What is Corporate Finance?
Corporate finance is a general term that refers to how companies acquire funding, how they organize and use their debt and equity, and how they manage their investments.
People who work in corporate finance are trying to maximize the value of their business through three main activities: capital investments, capital financing, and capital return methods. We will go in depth on what each of these activities means and what they entail for different corporate finance workers, such as the entry-level financial analyst.
The Three Important Tasks of Corporate Finance
1. Capital Investments
One role of a corporate financier is to decide what companies, projects, or acquisitions they want to invest in. This includes creating a long-term plan for the investment of their company’s assets, as well as managing and researching short-term plays that can be made that offer favorable risk-adjusted returns.
The main task involved for capital investing is the research of companies and opportunities, otherwise known as capital budgeting. In this analysis, a financial analyst might be tasked with finding the historical capital expenditures, cash flows, and other financial metrics of a company and use their research to project the revenue and cash flows of that company.
They then might create a Discounted Cash Flow model, or DCF, that discounts the future value of these projected cash flows into their present value and use those to determine the current fair value of the company.
2. Capital Financing
Capital financing pertains to how to optimally finance the capital investments that the company decides to make. This financing is composed of either equity, debt, of a combination of the two.
In order to raise debt, the company would take out a loan from a commercial bank or issue debt securities in the market, such as bonds, through investment banks.
In order to finance investments with equity, the company would sell some of their public stock and use the proceeds for the investment.
To create optimal capital financing, it is often the case that corporate finance professionals will use a blend of equity and debt.
They do not want to finance too much of the deal with debt since their periodical repayments would be higher, and that would increase the risk that could default on their payment.
They also do not want to finance too much of the deal with equity since that would reduce the value of the stock for current investors and it would reduce metrics such as the Earnings per Share.
In order to determine the right blend of equity vs. debt to use when financing a deal, financiers would look at their company’s Weighted Average Cost of Capital (WACC), which takes into account the cost of equity and cost of debt, and try to lower it as much as possible.
3. Dividends and Other Capital Return
Another activity that corporate financiers engage in is returning their excess earnings to their investors.
The method and amount to return their capital is typically determined by corporate managers, who sometimes decide to keep the company’s earnings in order to invest back in the capital markets, or back into their own business.
When they do decide to give back to their investors, there are several methods with which they can do so. Dividends are the most popular method. Many companies offer dividends where they periodically pay their investors a certain amount per share.
Usually companies with historically strong and stable stocks will offer less of a dividend while companies that have weaker historical performance will offer more of a dividend yield in order to attract investors.

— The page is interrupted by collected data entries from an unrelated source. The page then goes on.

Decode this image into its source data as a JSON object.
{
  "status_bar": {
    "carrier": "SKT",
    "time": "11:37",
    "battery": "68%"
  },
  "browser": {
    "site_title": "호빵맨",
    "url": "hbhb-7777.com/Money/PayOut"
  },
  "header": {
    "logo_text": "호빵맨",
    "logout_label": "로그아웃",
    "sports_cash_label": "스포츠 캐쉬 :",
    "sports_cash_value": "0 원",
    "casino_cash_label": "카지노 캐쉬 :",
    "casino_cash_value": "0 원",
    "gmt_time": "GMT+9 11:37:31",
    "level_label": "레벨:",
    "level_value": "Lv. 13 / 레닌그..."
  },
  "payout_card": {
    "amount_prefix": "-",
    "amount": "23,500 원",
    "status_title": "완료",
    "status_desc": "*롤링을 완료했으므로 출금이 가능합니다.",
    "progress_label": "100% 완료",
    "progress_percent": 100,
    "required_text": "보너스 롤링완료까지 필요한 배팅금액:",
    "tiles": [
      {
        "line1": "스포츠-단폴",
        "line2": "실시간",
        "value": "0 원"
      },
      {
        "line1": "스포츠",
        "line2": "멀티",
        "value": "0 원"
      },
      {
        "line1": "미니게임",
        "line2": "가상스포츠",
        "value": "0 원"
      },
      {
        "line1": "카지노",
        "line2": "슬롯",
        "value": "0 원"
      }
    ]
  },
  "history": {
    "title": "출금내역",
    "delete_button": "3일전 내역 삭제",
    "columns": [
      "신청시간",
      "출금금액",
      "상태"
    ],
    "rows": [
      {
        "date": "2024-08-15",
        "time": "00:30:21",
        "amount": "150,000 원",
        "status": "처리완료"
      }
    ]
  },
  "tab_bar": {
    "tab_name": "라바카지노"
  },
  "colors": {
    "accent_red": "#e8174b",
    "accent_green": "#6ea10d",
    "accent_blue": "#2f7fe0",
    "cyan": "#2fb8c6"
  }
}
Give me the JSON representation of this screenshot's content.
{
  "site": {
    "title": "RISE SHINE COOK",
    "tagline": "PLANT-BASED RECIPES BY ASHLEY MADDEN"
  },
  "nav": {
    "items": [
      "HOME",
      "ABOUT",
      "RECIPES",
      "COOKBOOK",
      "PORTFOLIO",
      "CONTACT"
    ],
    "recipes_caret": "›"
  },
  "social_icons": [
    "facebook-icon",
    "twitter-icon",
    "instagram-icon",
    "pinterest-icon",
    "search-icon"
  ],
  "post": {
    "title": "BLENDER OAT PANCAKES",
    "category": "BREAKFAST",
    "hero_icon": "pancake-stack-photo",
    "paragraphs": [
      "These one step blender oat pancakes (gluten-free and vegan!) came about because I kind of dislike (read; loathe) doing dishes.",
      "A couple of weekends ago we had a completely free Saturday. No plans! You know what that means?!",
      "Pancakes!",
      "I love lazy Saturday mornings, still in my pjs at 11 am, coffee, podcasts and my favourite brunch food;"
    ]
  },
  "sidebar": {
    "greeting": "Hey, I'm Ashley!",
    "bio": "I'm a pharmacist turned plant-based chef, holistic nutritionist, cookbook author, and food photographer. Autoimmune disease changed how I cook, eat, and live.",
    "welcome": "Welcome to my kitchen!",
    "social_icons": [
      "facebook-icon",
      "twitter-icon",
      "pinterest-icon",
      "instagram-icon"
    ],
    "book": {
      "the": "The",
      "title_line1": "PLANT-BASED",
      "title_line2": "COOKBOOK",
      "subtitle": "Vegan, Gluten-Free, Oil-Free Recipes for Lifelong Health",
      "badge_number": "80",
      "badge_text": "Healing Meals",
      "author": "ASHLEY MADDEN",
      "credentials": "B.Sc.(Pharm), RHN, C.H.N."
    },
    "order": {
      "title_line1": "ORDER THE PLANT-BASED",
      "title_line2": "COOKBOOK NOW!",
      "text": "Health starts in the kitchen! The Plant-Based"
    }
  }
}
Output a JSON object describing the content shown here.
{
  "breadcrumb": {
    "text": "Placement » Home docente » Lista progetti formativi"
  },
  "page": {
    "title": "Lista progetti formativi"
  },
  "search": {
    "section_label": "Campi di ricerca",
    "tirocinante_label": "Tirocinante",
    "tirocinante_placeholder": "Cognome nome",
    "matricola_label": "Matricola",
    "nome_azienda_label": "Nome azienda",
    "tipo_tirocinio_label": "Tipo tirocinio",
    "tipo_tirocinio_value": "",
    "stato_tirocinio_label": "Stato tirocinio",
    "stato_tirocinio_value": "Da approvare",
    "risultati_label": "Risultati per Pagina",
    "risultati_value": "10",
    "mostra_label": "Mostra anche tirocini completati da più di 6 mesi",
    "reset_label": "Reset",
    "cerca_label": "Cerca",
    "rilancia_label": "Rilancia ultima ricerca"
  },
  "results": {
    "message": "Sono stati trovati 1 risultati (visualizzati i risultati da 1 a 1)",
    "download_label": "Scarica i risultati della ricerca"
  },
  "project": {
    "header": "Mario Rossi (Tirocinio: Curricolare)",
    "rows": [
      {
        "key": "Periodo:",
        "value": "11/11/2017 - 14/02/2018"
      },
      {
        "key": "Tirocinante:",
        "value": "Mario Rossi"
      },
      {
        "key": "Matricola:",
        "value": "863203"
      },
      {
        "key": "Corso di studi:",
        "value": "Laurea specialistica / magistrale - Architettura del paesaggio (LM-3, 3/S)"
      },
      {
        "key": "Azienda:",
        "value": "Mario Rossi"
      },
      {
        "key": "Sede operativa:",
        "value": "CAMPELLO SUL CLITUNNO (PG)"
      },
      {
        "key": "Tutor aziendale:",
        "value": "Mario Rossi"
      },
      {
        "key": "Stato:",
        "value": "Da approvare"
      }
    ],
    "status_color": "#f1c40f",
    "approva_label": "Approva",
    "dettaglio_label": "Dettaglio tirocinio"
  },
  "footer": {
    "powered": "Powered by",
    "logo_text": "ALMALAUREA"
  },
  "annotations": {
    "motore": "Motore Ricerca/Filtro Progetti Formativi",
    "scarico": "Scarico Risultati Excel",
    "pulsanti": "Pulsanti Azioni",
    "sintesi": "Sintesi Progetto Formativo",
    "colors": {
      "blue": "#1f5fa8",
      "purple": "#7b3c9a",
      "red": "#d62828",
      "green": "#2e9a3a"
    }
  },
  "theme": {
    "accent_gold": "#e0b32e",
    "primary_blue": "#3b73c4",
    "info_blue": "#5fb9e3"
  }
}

Dividends are paid periodically, for some stocks this means monthly, for others it could be quarterly or annually. For each period the management must decide what dividend to pay, an important consideration since investors expect a certain dividend yield and might be disappointed if it is lower.
Another way that companies can return their extra earnings to their shareholders is through share buyback programs. In these programs companies usually commit a certain amount of money buying back their shares over a specified period of time.
When they repurchase their shares, it reduces the total number of outstanding shares, and thus increases the relative ownership of all of the previous stockholders.
What are the Types of Career Paths in Corporate Finance?
The highest position that many people who enter corporate finance hope to achieve one day, is the role of Chief Financial Officer (CFO). Other than reporting to the CEO, the CFO is at the top of the “food chain” within a company.
In the Financial Planning & Analysis (FP&A) department, your job would be to give the CFO your projections on how you expect the company to perform in the coming months and years.
The entry-level position in the FP&A department is called the financial analyst. Usually, three to four financial analysts are managed by one senior analyst who then reports to the FP&A manager. Thus, the FP&A manager is near the top of the hierarchy, just under the CFO.
CFO’s usually make more than $300,000 per year, up into the millions per year based on the size and performance of the company. FP&A Managers tend to make around $200,000 per year, while Senior Analysts make around $100,000-$130,000 and Entry-Level Financial Analysts starting around $70,000.
The financial analysts are the ones who do most of the grunt work creating financial models for their senior analysts to review.
If you perform well you might get a promotion to be a Senior Analyst in 4-5 years, and if you continue to perform it could be another 4-5 years before you are promoted to the FP&A Manager position.
From there, it becomes much more uncertain as to how long it will take to get to the role of a Global FP&A Manager or to CFO, or if you will even be promoted. Because these positions are very high up on the food chain, there are very few spots to fill and so it becomes increasingly competitive to get promoted.